For many Latin Americans forced to flee, football comes as a welcome relief – an anchor amid the choppy waters of change as they adapt to their new lives in host countries throughout the region.
“For us, football is important because it helps us keep our minds busy and gives us the opportunity to laugh, interact and meet other people, as well as to develop our abilities as human beings,” said Jaider*, an 18-year-old from Colombia’s Pacific coastal region of Chocó, where the ongoing conflict between guerrilla organizations, the government and paramilitary groups has been fuelling displacement for decades.
Jaider and his family have been displaced twice, once when he was a child and again two years ago. Since then, he has turned to “Vení Jugá”, a programme that aims to integrate displaced children and teenagers in Quibdó, the capital of the Chocó region, through sports and psychosocial support. “It [football] is a way to distract myself. It allows me to clear my mind and consolidate friendships,” he said.
In neighbouring Ecuador, Goal Click participants include a coach in a remote indigenous village and an aspiring young photographer from a soccer-obsessed family.
Sixteen-year-old Johanna Yánez spent much of her childhood on the pitch. Raised with the sport by her football-loving father, she played fullback on a youth team back in her hometown, the Venezuelan capital of Caracas, until the family fled to Ecuador. While she longed to continue her football career in her host country, an injury side-lined her athletic ambitions. But Goal Click allowed her to hold onto her connection with the sport, even as she developed another passion – photography.

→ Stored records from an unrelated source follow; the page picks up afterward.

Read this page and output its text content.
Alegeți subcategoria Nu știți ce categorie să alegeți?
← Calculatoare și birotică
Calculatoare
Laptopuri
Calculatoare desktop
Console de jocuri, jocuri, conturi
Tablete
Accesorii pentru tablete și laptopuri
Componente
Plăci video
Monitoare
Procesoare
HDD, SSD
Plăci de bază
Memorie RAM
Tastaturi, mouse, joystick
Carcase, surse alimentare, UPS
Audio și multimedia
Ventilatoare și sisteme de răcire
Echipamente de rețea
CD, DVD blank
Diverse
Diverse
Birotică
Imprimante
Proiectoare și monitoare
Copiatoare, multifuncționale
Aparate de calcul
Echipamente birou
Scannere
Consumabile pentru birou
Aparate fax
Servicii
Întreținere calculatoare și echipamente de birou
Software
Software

"In the photos I wanted to show how important football is to my dad and my little brother,” said Johanna, who takes part in an initiative supported by UNHCR and a local organization called FUDELA that promotes the integration of refugees and host communities through sport. “I grew up with football, and my whole family plays the sport. It's a way to relax.”
For Nixon García, the 23-year-old coach of a football team in El Chical, a small town on Ecuador’s northern border with Colombia, football is crucial for building peace and harmony in his community. Traditionally home to indigenous Awa people, El Chical has recently seen an influx of people fleeing the armed conflict in Colombia. The changing demographics – as well as the presence of armed groups in the area – have taken their toll on the village’s inhabitants.
"Through soccer, young people learn about camaraderie, teamwork and friendship."
“Social issues are complex when you live in a border area where irregular armed groups operate,” said Nixon. “We must work with children, youth and parents to keep motivating them to participate in our community activities and help build peace.”
“Through soccer, young people learn about camaraderie, teamwork and friendship,” he said. “While teaching the technique, we also promote values like responsibility.”
In Venezuela, UNHCR supports football initiatives as part of its community-based protection strategy, aimed at helping prevent displacement by supporting the most vulnerable people. Participants in the Goal Click project in Venezuela include Tibisay Vegas Saltarín, a 32-year-old who takes part in football matches organized by the “Malala Women's Network”, an organization in the Greater Caracas area that identifies vulnerable residents and refers them to UNHCR and its partner organizations for assistance. Tibisay also works for the network as an outreach volunteer.
She took up football after the death of her mother, to help her recover from the loss.
“Neighbours…invited me to play to encourage me to try something different. So, along with other young women in the community…we formed a women's soccer team. We sent a clear message to society: That soccer is not only for men, and women can also play soccer and do it well,” she said.
“During our practices we include our children because we are all mothers. When we play soccer, we set an example for our children that playing sports is something good that fills you with life,” said Tibisay.
“For me, football is life…. It’s life and it’s discipline.”